The proposed system is built on the raspberry pi module and tested in a real-time environment. The proposed system shows promising results. The raspberry pi hardware module becomes relatively slow because of the complexity of the algorithms. The picture of the hardware module of the proposed system is shown in Fig. 12.

Fig. 12
figure 12

Hardware module of the proposed system

6 Conclusion

Pothole guidance is a growing research field to improve vehicle safety and reduce road accidents. The proposed system is developed to monitor Indian road conditions by detecting the number of potholes on Indian roads. This will help the government to make a plan for road maintenance. Deep learning algorithms like YOLOv3 and YOLOv5 will improve object detection and classification accuracy. Major OEMs like land rover, Mercedes Benz, etc., are working on this system. The proposed system uses the YOLOv5 algorithm to train the network resulting in an accuracy of 97.22% for pothole detection. The qualitative and quantitative analysis shows that the YOLOv5 model outperforms the YOLOv3 model for pothole detection in Indian road scenarios.

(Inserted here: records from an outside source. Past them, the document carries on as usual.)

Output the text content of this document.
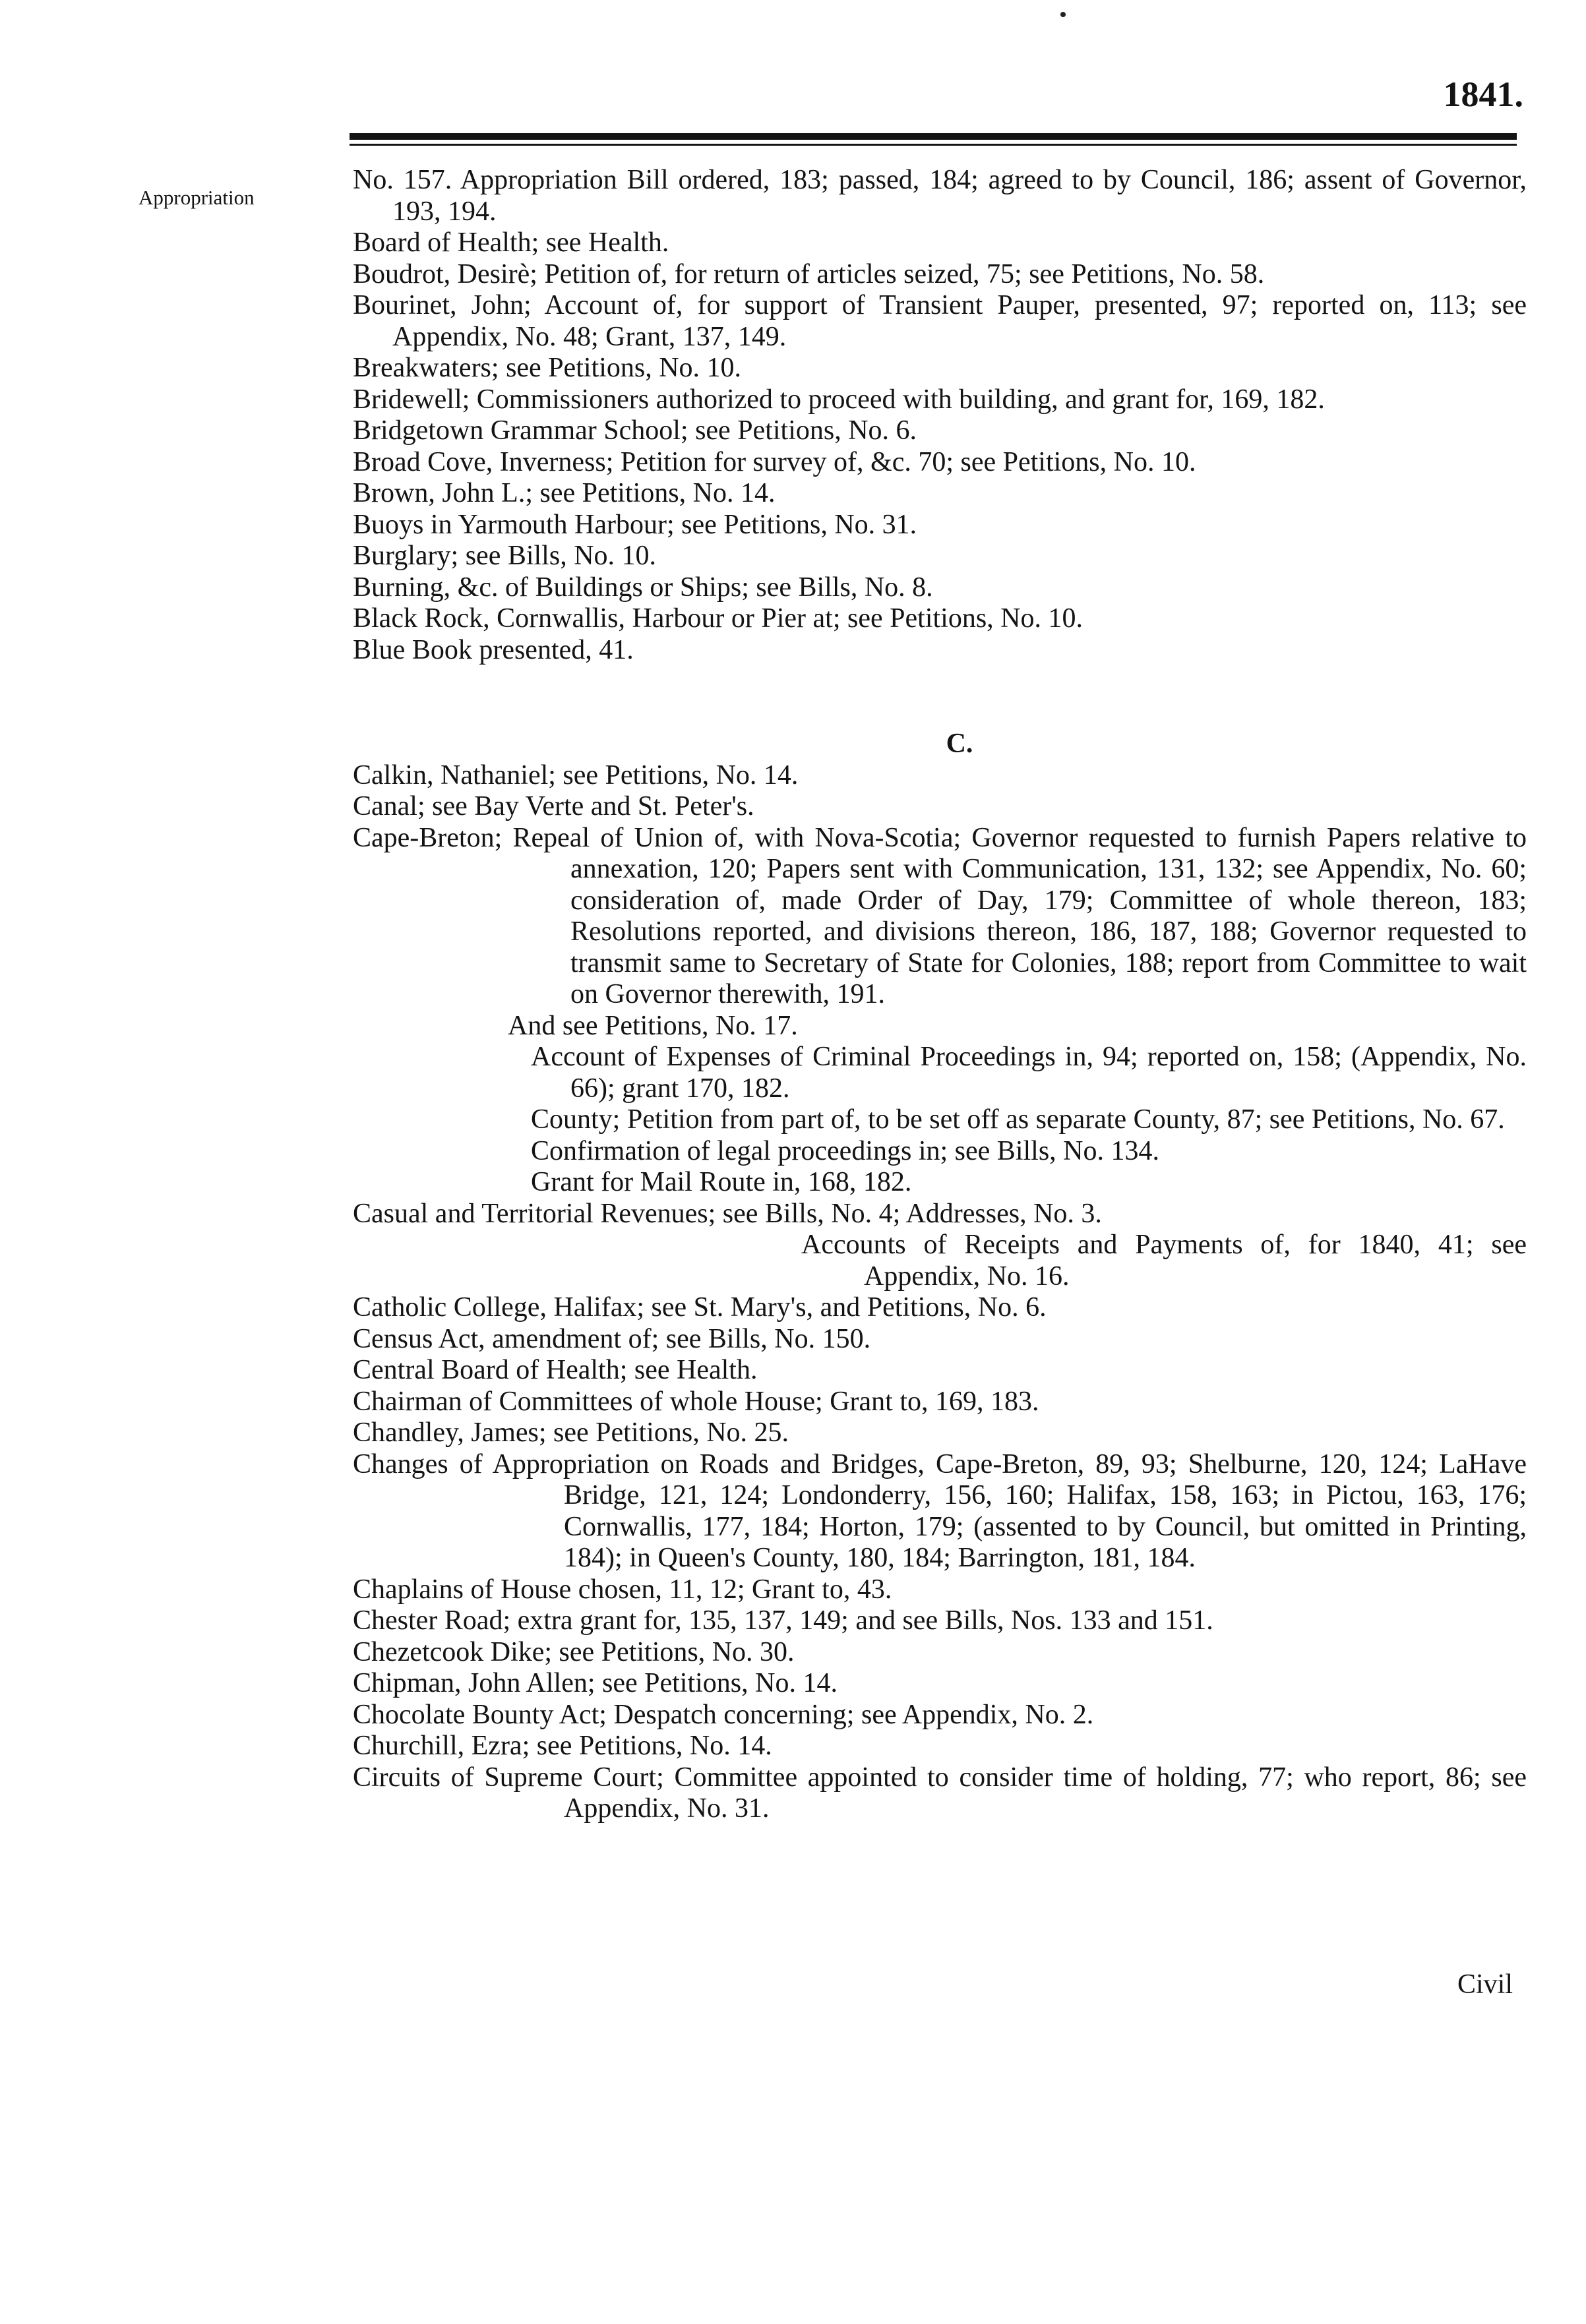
1841.
Appropriation
No. 157. Appropriation Bill ordered, 183; passed, 184; agreed to by Council, 186; assent of Governor, 193, 194.
Board of Health; see Health.
Boudrot, Desirè; Petition of, for return of articles seized, 75; see Petitions, No. 58.
Bourinet, John; Account of, for support of Transient Pauper, presented, 97; reported on, 113; see Appendix, No. 48; Grant, 137, 149.
Breakwaters; see Petitions, No. 10.
Bridewell; Commissioners authorized to proceed with building, and grant for, 169, 182.
Bridgetown Grammar School; see Petitions, No. 6.
Broad Cove, Inverness; Petition for survey of, &c. 70; see Petitions, No. 10.
Brown, John L.; see Petitions, No. 14.
Buoys in Yarmouth Harbour; see Petitions, No. 31.
Burglary; see Bills, No. 10.
Burning, &c. of Buildings or Ships; see Bills, No. 8.
Black Rock, Cornwallis, Harbour or Pier at; see Petitions, No. 10.
Blue Book presented, 41.
C.
Calkin, Nathaniel; see Petitions, No. 14.
Canal; see Bay Verte and St. Peter's.
Cape-Breton; Repeal of Union of, with Nova-Scotia; Governor requested to furnish Papers relative to annexation, 120; Papers sent with Communication, 131, 132; see Appendix, No. 60; consideration of, made Order of Day, 179; Committee of whole thereon, 183; Resolutions reported, and divisions thereon, 186, 187, 188; Governor requested to transmit same to Secretary of State for Colonies, 188; report from Committee to wait on Governor therewith, 191.
And see Petitions, No. 17.
Account of Expenses of Criminal Proceedings in, 94; reported on, 158; (Appendix, No. 66); grant 170, 182.
County; Petition from part of, to be set off as separate County, 87; see Petitions, No. 67.
Confirmation of legal proceedings in; see Bills, No. 134.
Grant for Mail Route in, 168, 182.
Casual and Territorial Revenues; see Bills, No. 4; Addresses, No. 3.
Accounts of Receipts and Payments of, for 1840, 41; see Appendix, No. 16.
Catholic College, Halifax; see St. Mary's, and Petitions, No. 6.
Census Act, amendment of; see Bills, No. 150.
Central Board of Health; see Health.
Chairman of Committees of whole House; Grant to, 169, 183.
Chandley, James; see Petitions, No. 25.
Changes of Appropriation on Roads and Bridges, Cape-Breton, 89, 93; Shelburne, 120, 124; LaHave Bridge, 121, 124; Londonderry, 156, 160; Halifax, 158, 163; in Pictou, 163, 176; Cornwallis, 177, 184; Horton, 179; (assented to by Council, but omitted in Printing, 184); in Queen's County, 180, 184; Barrington, 181, 184.
Chaplains of House chosen, 11, 12; Grant to, 43.
Chester Road; extra grant for, 135, 137, 149; and see Bills, Nos. 133 and 151.
Chezetcook Dike; see Petitions, No. 30.
Chipman, John Allen; see Petitions, No. 14.
Chocolate Bounty Act; Despatch concerning; see Appendix, No. 2.
Churchill, Ezra; see Petitions, No. 14.
Circuits of Supreme Court; Committee appointed to consider time of holding, 77; who report, 86; see Appendix, No. 31.
Civil
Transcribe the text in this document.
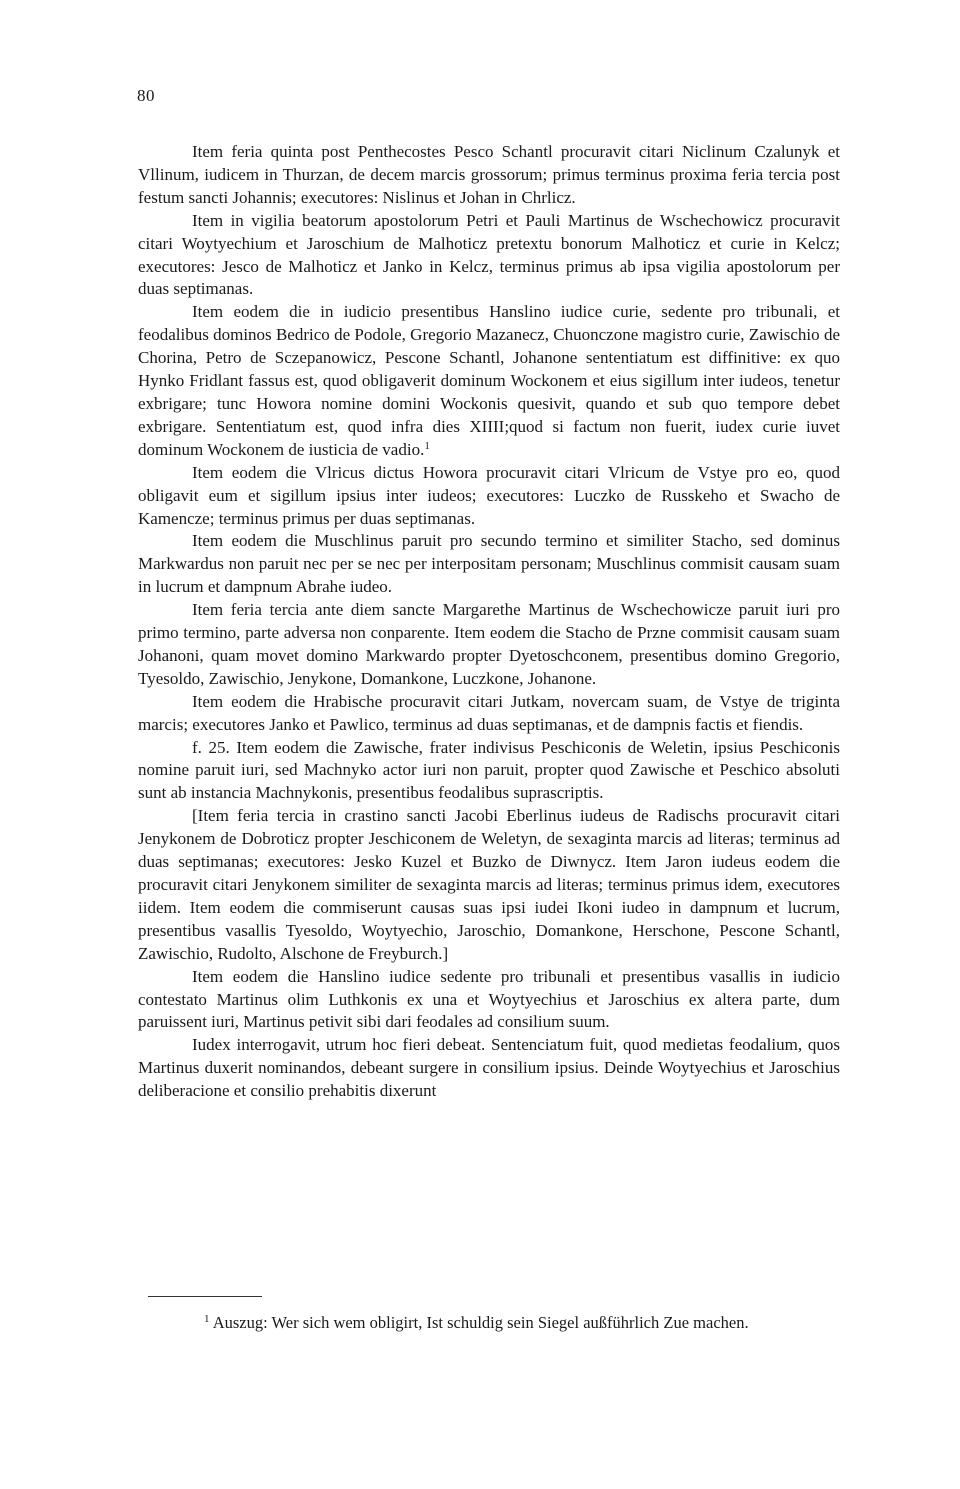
80

Item feria quinta post Penthecostes Pesco Schantl procuravit citari Niclinum Czalunyk et Vllinum, iudicem in Thurzan, de decem marcis grossorum; primus terminus proxima feria tercia post festum sancti Johannis; executores: Nislinus et Johan in Chrlicz.

Item in vigilia beatorum apostolorum Petri et Pauli Martinus de Wschechowicz procuravit citari Woytyechium et Jaroschium de Malhoticz pretextu bonorum Malhoticz et curie in Kelcz; executores: Jesco de Malhoticz et Janko in Kelcz, terminus primus ab ipsa vigilia apostolorum per duas septimanas.

Item eodem die in iudicio presentibus Hanslino iudice curie, sedente pro tribunali, et feodalibus dominos Bedrico de Podole, Gregorio Mazanecz, Chuonczone magistro curie, Zawischio de Chorina, Petro de Sczepanowicz, Pescone Schantl, Johanone sententiatum est diffinitive: ex quo Hynko Fridlant fassus est, quod obligaverit dominum Wockonem et eius sigillum inter iudeos, tenetur exbrigare; tunc Howora nomine domini Wockonis quesivit, quando et sub quo tempore debet exbrigare. Sententiatum est, quod infra dies XIIII;quod si factum non fuerit, iudex curie iuvet dominum Wockonem de iusticia de vadio.$^1$

Item eodem die Vlricus dictus Howora procuravit citari Vlricum de Vstye pro eo, quod obligavit eum et sigillum ipsius inter iudeos; executores: Luczko de Russkeho et Swacho de Kamencze; terminus primus per duas septimanas.

Item eodem die Muschlinus paruit pro secundo termino et similiter Stacho, sed dominus Markwardus non paruit nec per se nec per interpositam personam; Muschlinus commisit causam suam in lucrum et dampnum Abrahe iudeo.

Item feria tercia ante diem sancte Margarethe Martinus de Wschechowicze paruit iuri pro primo termino, parte adversa non conparente. Item eodem die Stacho de Przne commisit causam suam Johanoni, quam movet domino Markwardo propter Dyetoschconem, presentibus domino Gregorio, Tyesoldo, Zawischio, Jenykone, Domankone, Luczkone, Johanone.

Item eodem die Hrabische procuravit citari Jutkam, novercam suam, de Vstye de triginta marcis; executores Janko et Pawlico, terminus ad duas septimanas, et de dampnis factis et fiendis.

f. 25. Item eodem die Zawische, frater indivisus Peschiconis de Weletin, ipsius Peschiconis nomine paruit iuri, sed Machnyko actor iuri non paruit, propter quod Zawische et Peschico absoluti sunt ab instancia Machnykonis, presentibus feodalibus suprascriptis.

[Item feria tercia in crastino sancti Jacobi Eberlinus iudeus de Radischs procuravit citari Jenykonem de Dobroticz propter Jeschiconem de Weletyn, de sexaginta marcis ad literas; terminus ad duas septimanas; executores: Jesko Kuzel et Buzko de Diwnycz. Item Jaron iudeus eodem die procuravit citari Jenykonem similiter de sexaginta marcis ad literas; terminus primus idem, executores iidem. Item eodem die commiserunt causas suas ipsi iudei Ikoni iudeo in dampnum et lucrum, presentibus vasallis Tyesoldo, Woytyechio, Jaroschio, Domankone, Herschone, Pescone Schantl, Zawischio, Rudolto, Alschone de Freyburch.]

Item eodem die Hanslino iudice sedente pro tribunali et presentibus vasallis in iudicio contestato Martinus olim Luthkonis ex una et Woytyechius et Jaroschius ex altera parte, dum paruissent iuri, Martinus petivit sibi dari feodales ad consilium suum.

Iudex interrogavit, utrum hoc fieri debeat. Sentenciatum fuit, quod medietas feodalium, quos Martinus duxerit nominandos, debeant surgere in consilium ipsius. Deinde Woytyechius et Jaroschius deliberacione et consilio prehabitis dixerunt

$^1$ Auszug: Wer sich wem obligirt, Ist schuldig sein Siegel außführlich Zue machen.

The main limitation of the proposed system is the processing speed of the proposed system is moderate because the processor of raspberry pi is slow for the deep learning algorithm. The processing speed can be improved more widely using the most powerful computer, like JETSON Nano, specifically designed for AI applications. Further proposed system's performance can be increased by increasing the dataset images of different road conditions on Indian roads. Also, the system can be trained by hyper tunning the training parameter of deep-leaning algorithms like Faster RCNN.